Switching to OAD hasn’t all been smooth sailing though, says Leo. With the cows having to carry twice as much milk in their udders, not all were up to the task and had to be culled. Fortunately, udders are a heritable trait, so the Vollebregts select semen from premier sires whose female offspring are more likely to produce lower milk volume, high milk solids and to have good udders.
Picking up awards
On-farm improvements have been reward enough for the Vollebregts, but their farming practices have also earned them a number of awards in recent years. Leo and wife Rebecca were the supreme winners of the 2015 Greater Wellington Ballance Farm Environment Awards (BFEA). That year, they also received the Ballance Agri-Nutrients Soil Management Award, the Livestock Improvement Corporation (LIC) Dairy Farm Award and the PGG Wrightson Land and Life Award.
The BFEA judges described the Vollebregts as leaders in the dairy sector, "setting the bar for performance in all aspects of their business". The judges said the Vollebregts’ farm is efficient, well-structured and impeccably tidy, with excellent profitability that puts the operation in the top tier of dairy businesses.
Is OAD for everyone?
Leo says that OAD is something everyone should consider among all the other options. He says it’s an option that could work on most farms and recommends visiting a OAD farm.
“In my own case I disregarded the thought of OAD because of what various magazine articles said about the downsides. But once I’d visited the Turners I could see what was possible and I was able to get a picture in my head of how it would work for us, and I think that’s important. At the end of the day, you’re still converting your feed efficiently into milk.”
Should you be milking once a day?
The first question farmers ask about OAD is ‘how will it affect my production?’ Analysis of 300 fullseason OAD herds between 2007/08 and 2015/16 identified that the change in production was largely determined by what the herd was producing before OAD (see graph on right). Herds producing less than 300kg MS/cow had a smaller decrease in production than those producing more than 400kg MS/cow, with little change in stocking rate.

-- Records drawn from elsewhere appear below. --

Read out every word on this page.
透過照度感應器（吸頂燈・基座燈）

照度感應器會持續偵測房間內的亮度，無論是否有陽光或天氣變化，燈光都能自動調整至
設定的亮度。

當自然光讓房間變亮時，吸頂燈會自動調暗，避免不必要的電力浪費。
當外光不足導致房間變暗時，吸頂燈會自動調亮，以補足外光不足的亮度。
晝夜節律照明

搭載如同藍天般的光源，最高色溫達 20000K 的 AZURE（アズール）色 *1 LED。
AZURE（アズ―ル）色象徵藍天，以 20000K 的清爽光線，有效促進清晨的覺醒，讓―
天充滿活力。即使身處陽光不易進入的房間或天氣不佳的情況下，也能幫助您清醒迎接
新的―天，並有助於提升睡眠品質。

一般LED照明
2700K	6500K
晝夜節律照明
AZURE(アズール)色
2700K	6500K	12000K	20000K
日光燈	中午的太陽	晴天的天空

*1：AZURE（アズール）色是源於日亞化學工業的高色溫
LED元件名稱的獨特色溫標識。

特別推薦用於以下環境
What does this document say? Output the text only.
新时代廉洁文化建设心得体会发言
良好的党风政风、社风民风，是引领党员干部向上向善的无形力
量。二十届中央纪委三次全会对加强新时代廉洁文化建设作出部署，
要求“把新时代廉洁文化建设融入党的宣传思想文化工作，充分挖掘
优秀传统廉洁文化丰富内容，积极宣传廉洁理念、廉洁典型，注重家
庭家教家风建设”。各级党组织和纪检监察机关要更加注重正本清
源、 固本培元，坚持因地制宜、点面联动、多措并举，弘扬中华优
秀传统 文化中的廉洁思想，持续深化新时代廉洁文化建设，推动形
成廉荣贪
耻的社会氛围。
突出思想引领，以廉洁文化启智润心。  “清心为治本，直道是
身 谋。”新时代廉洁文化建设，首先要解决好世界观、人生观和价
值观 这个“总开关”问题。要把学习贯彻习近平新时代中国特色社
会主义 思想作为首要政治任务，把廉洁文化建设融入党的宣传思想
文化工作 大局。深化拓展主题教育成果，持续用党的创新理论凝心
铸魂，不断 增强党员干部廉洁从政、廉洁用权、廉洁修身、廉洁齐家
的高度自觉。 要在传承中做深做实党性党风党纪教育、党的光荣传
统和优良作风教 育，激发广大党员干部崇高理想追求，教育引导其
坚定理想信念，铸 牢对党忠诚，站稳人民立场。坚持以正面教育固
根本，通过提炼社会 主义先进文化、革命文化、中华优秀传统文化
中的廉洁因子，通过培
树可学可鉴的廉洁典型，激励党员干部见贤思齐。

So if you’re under 300kg MS/cow, OAD is worth serious consideration. If you’re doing more, OAD is still an option but other farm system changes may be required.
Nationally, 39 percent of herds use OAD partseason or for part of the herd. The number of herds milking full-season OAD is about nine percent, despite nearly 20 percent of herds producing less than 300kg MS/cow. OAD represents a significant opportunity for these farms.